Spruce Mountain girls basketball coach Zach Keene shouts directions to his players during a February 2018 postseason against Gray-New Gloucester at the Portland Expo. Sun Journal file photo


Zach Keene is  returning as Spruce Mountain’s girls varsity basketball coach.

Administrators reinstated Keene after a meeting on Wednesday.

“I’m definitely excited,” Keene said. “It’s obviously what the girls wanted. At the end of the day, we put them first and figured it out.”

Keene, who has coached the Phoenix for three seasons, was informed by athletic director Marc Keller that he would not be asked to return as coach during his regular end-of-season evaluation on March 28.

A public meeting was held April 1 with Keller and Keene among those in attendance to discuss the decision. About 50 people, including players, parents and school board members, filled the high school library and overwhelmingly expressed their support for Keene.

“I heard a lot of what the parents had to say and what the kids had to say, most importantly,” Keller said, “and recognized that coach Keene is a vital part of our school and community.”

Keller, Keene and principal TJ Plourde met on April 2 and continued discussions through a meeting involving all three on Wednesday where Keene accepted administrators’ offer to be reinstated.

“We had some things that we needed to work through in order to make this happen and I think what we’ve done is going to be what’s best for our kids and for our school, and I’m happy that we were able to work something out,” Keller said.

Asked if there were any conditions with Keene’s return, Keller declined further comment.
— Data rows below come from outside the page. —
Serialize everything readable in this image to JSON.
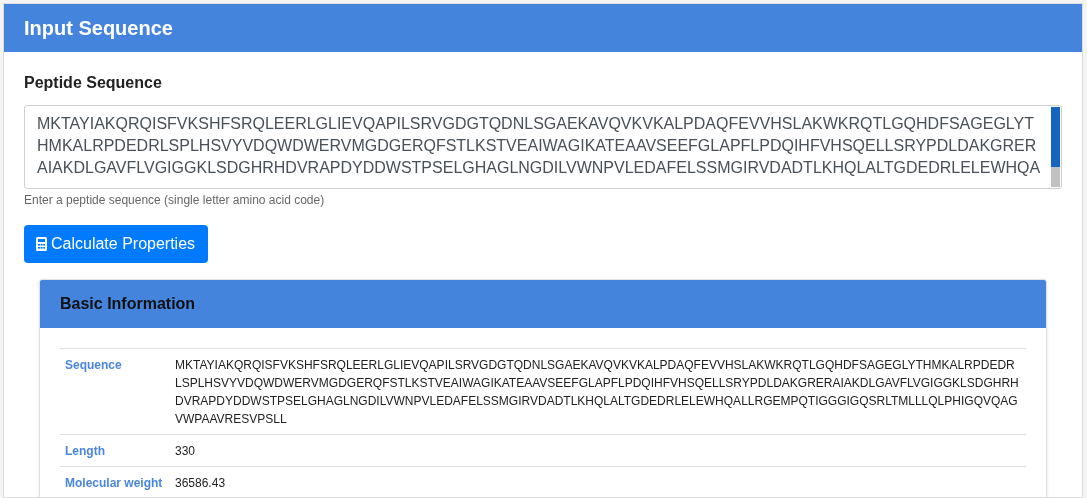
{
  "panel": {
    "title": "Input Sequence"
  },
  "input": {
    "label": "Peptide Sequence",
    "lines": [
      "MKTAYIAKQRQISFVKSHFSRQLEERLGLIEVQAPILSRVGDGTQDNLSGAEKAVQVKVKALPDAQFEVVHSLAKWKRQTLGQHDFSAGEGLYT",
      "HMKALRPDEDRLSPLHSVYVDQWDWERVMGDGERQFSTLKSTVEAIWAGIKATEAAVSEEFGLAPFLPDQIHFVHSQELLSRYPDLDAKGRER",
      "AIAKDLGAVFLVGIGGKLSDGHRHDVRAPDYDDWSTPSELGHAGLNGDILVWNPVLEDAFELSSMGIRVDADTLKHQLALTGDEDRLELEWHQA"
    ],
    "help": "Enter a peptide sequence (single letter amino acid code)"
  },
  "button": {
    "label": "Calculate Properties"
  },
  "card": {
    "title": "Basic Information",
    "rows": [
      {
        "label": "Sequence",
        "value": "MKTAYIAKQRQISFVKSHFSRQLEERLGLIEVQAPILSRVGDGTQDNLSGAEKAVQVKVKALPDAQFEVVHSLAKWKRQTLGQHDFSAGEGLYTHMKALRPDEDRLSPLHSVYVDQWDWERVMGDGERQFSTLKSTVEAIWAGIKATEAAVSEEFGLAPFLPDQIHFVHSQELLSRYPDLDAKGRERAIAKDLGAVFLVGIGGKLSDGHRHDVRAPDYDDWSTPSELGHAGLNGDILVWNPVLEDAFELSSMGIRVDADTLKHQLALTGDEDRLELEWHQALLRGEMPQTIGGGIGQSRLTMLLLQLPHIGQVQAGVWPAAVRESVPSLL"
      },
      {
        "label": "Length",
        "value": "330"
      },
      {
        "label": "Molecular weight",
        "value": "36586.43"
      }
    ]
  }
}
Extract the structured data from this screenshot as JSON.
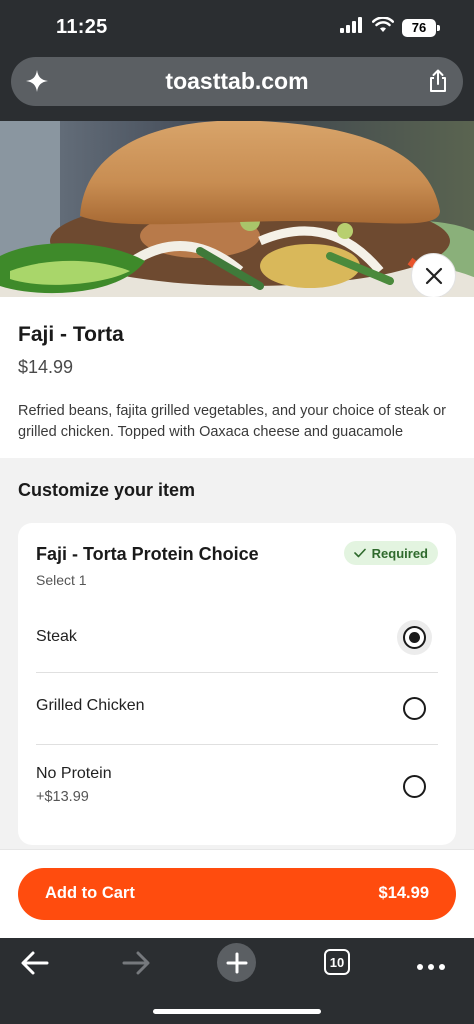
{
  "status_bar": {
    "time": "11:25",
    "battery": "76"
  },
  "browser": {
    "url": "toasttab.com",
    "tab_count": "10"
  },
  "item": {
    "title": "Faji - Torta",
    "price": "$14.99",
    "description": "Refried beans, fajita grilled vegetables, and your choice of steak or grilled chicken. Topped with Oaxaca cheese and guacamole"
  },
  "customize": {
    "title": "Customize your item",
    "group": {
      "title": "Faji - Torta Protein Choice",
      "subtitle": "Select 1",
      "badge": "Required",
      "options": [
        {
          "label": "Steak",
          "price": "",
          "selected": true
        },
        {
          "label": "Grilled Chicken",
          "price": "",
          "selected": false
        },
        {
          "label": "No Protein",
          "price": "+$13.99",
          "selected": false
        }
      ]
    }
  },
  "cart": {
    "label": "Add to Cart",
    "price": "$14.99"
  },
  "colors": {
    "accent": "#ff4c0e",
    "required_bg": "#e3f4e0",
    "required_text": "#2f6a2d"
  }
}
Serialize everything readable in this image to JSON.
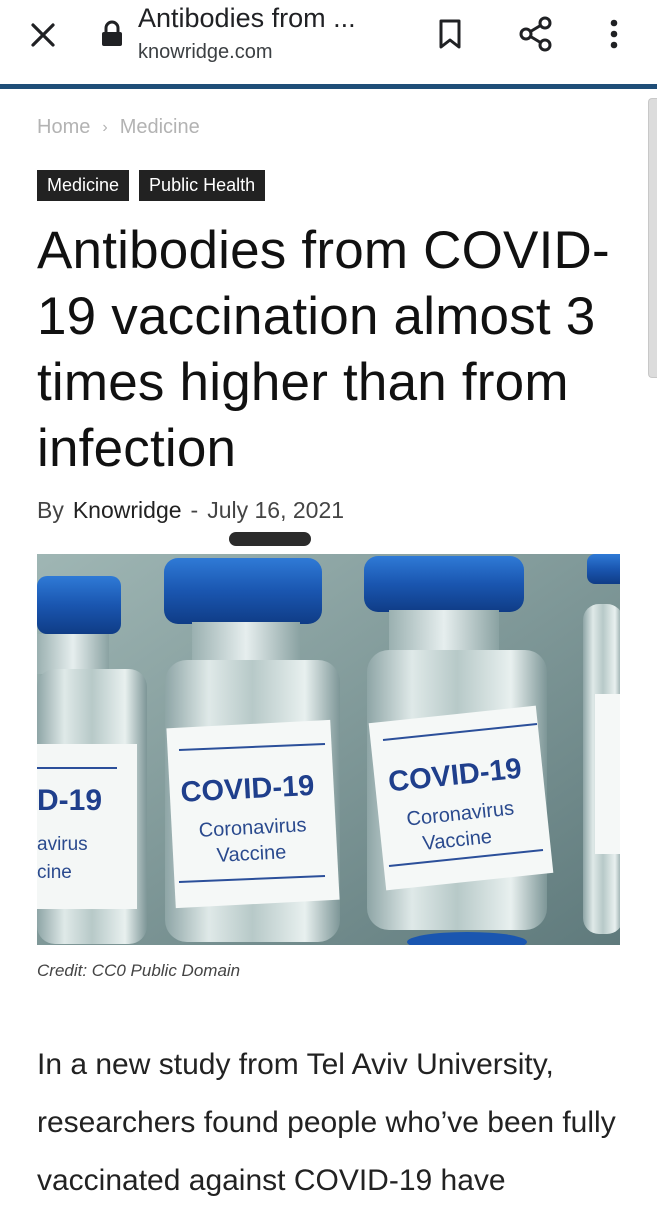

Keene, who at the April 1 public meeting talked about the reasons he was given for his firing during the March 28 evaluation meeting, said he worked with administrators to develop “an action plan for things moving forward.”

At the April 1 meeting, Keene said the reasons he was given for his termination involved holding a practice on a snow day during the season, his sideline conduct, dwindling numbers in the basketball program, acquiring his required CPR certification late and allowing his team to wear warm-up shirts that displayed a company logo, which is against Maine Principals’ Association rules.

Supporters who spoke at that meeting said the reasons cited were in some instances unfair and weren’t sufficient to let go of a coach who was a good coach, a good role model and genuinely cared for his players. One player said that she did not think she would continue to play if Keene was not the coach next season and said other players felt the same way.

Keene said the support at the meeting and in the nearly two weeks since he was fired was key to administrators reconsidering their decision.

“It was huge. I think it was huge for everybody to see the support that was there,” Keene said. “And, obviously, it was appreciated on my end. It was pretty crazy how many people reached out to me and supported me during it.”

Keene said he also appreciated Plourde and Keller keeping in communication with him since that meeting to work on a solution.

The Phoenix went 24-33 in Keene’s first three years as coach. They reached the tournament in his second and third years, losing in the Class B South quarterfinals in 2018 and preliminary round in 2019.

Editor’s note: This story was updated from an earlier version which incorrectly reported the reinstatement required RSU 73 school board approval.